To find out more about any project, click the link in the title (if one exists)

Wikipins - A Visual Wikipedia navigation tool

What would it be like if you could browse Wikipedia in a Pinterest like style? Wikipins tries to unravel this mystery!

algorithm-js - A Data Structures & Algorithms in Javascript

With node.js becoming popular among web developers, I felt the need for a library (basically collection) of commonly used Data Structures and algorithms. The library currently contains Data Structures such as Trie, Stack, Queue, AVLTree (Height Balanced BST), Binary Heap, Min-Max-Heap and Algorithms such as lower_bound, upper_bound, binary search, partition, selection (bisection related).

node-xmpp-bosh - A BOSH connection manager

node-xmpp-bosh is an XMPP BOSH server (connection manager) written using node.js in the Javascript programming language. It has been mainly written to support Request & Response acknowledgements and Multiple Streams. It supports many many servers and clients.

tddb - The Distributed Database

How do you automatically partition data and then execute queries on all replicas and provide a consolidated result set? TDDB is an experiment with databases and distributed query processing. This was my final year project as an undergraduate student. Made a man out of me!

pymq - Python Distributed Message Queue

Can a message queue support millions of queues (one per user) and still remain remain responsive? Can such a system be self-monitoring and exhibit smooth failover characteristics? My evaluation of existing message queues resulted in no existing product that satisfied these requirements. pymq is intended to fill this gap.

lib-face - Fast auto-complete server

What do you do when you have 30 million phrases that people may search for and you want to help them by suggesting a set of 'k' possible completions based on what they have already typed? Furthermore, the completions should be ordered by a pre-defined rank.

Most current implementations (including Apache Solr) use a O(n log n) algorithm to get the candidate list and sort based on score. lib-face on the other hand returns the results in guaranteed O(k log n) time making it very attractive for large-scale deployments.

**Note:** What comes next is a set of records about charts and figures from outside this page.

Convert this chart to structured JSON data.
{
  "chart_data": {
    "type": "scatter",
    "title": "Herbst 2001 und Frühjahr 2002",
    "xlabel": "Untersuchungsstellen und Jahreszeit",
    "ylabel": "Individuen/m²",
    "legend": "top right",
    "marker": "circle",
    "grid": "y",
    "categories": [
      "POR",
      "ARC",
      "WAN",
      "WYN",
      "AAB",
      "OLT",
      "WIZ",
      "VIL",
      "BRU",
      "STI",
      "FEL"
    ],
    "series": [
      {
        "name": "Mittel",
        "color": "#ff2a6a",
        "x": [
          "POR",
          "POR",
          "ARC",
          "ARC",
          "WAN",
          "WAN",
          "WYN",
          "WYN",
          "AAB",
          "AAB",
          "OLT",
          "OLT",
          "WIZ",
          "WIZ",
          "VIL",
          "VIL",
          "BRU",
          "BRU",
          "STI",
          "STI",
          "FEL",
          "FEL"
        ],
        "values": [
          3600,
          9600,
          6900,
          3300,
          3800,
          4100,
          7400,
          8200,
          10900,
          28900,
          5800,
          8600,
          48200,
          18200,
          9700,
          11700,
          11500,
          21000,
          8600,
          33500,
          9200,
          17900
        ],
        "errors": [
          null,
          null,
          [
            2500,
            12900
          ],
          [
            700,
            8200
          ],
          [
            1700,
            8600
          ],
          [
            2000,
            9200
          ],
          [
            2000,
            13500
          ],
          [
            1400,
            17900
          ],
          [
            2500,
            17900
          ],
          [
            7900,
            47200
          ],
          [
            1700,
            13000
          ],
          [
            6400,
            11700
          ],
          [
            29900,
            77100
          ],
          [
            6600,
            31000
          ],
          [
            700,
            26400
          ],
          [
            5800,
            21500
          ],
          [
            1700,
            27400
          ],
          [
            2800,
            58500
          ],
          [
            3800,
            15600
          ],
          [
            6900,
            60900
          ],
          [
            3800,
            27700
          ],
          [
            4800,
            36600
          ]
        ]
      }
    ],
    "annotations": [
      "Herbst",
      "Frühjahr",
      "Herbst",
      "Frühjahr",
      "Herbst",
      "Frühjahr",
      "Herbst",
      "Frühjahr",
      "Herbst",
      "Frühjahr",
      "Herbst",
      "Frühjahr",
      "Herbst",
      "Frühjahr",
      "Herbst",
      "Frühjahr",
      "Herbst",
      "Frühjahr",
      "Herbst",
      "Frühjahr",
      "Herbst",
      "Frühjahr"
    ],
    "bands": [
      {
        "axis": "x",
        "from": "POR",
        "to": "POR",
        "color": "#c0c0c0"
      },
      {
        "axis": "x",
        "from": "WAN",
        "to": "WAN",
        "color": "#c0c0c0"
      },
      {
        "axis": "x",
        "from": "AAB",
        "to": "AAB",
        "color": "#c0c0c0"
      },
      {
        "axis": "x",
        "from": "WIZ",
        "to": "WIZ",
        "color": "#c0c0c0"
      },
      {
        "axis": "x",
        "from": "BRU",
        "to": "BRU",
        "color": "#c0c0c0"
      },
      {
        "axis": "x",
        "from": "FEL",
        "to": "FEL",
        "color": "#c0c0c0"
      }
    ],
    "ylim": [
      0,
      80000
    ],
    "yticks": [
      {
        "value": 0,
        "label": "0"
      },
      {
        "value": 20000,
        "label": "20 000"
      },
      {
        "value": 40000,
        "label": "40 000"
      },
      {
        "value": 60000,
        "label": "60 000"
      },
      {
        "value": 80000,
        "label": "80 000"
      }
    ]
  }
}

p2p-fs - Peer 2 Peer File System

NFS lets you share files across the network. However, it suffers from the following shortcomings:

Each share needs to be separately mounted by each client
In case the machine serving a share goes down, the client needs to wait for it to come back up even though the same files may be available on another share
A popular server may be unduly overloaded because of too many clients connecting to it even though the same content may also be replicated on other less popular machine

p2p-fs tries to mitigate all of the above by using a peer-2-peer model for file sharing (much like BitTorrent)

liblyric - Lyrics Search Library

A search result for many song lyrics on popular search engines returns many mostly relevant results. However, the target pages are filled with ads, videos and images. Anyone searching for the lyric text would not be interested in all that paraphernalia.

liblyric is an attempt to automate the process of scanning these individual result pages and extract the common textual content from them in the hope that the common parts will definitely be just the song's lyric text.

The techniques that liblyric employs have turned out to give accurate results more than 90% of the time.

CAE - Email Context Analysis

What does this user's email talk about? What products would he/she be interested in buying at this point in time? These are the broad questions that need to be answered for a user given his/her email so that relevant monetizable advertizements can be shown alongside the email. CAE tries to do this as accurately as possible.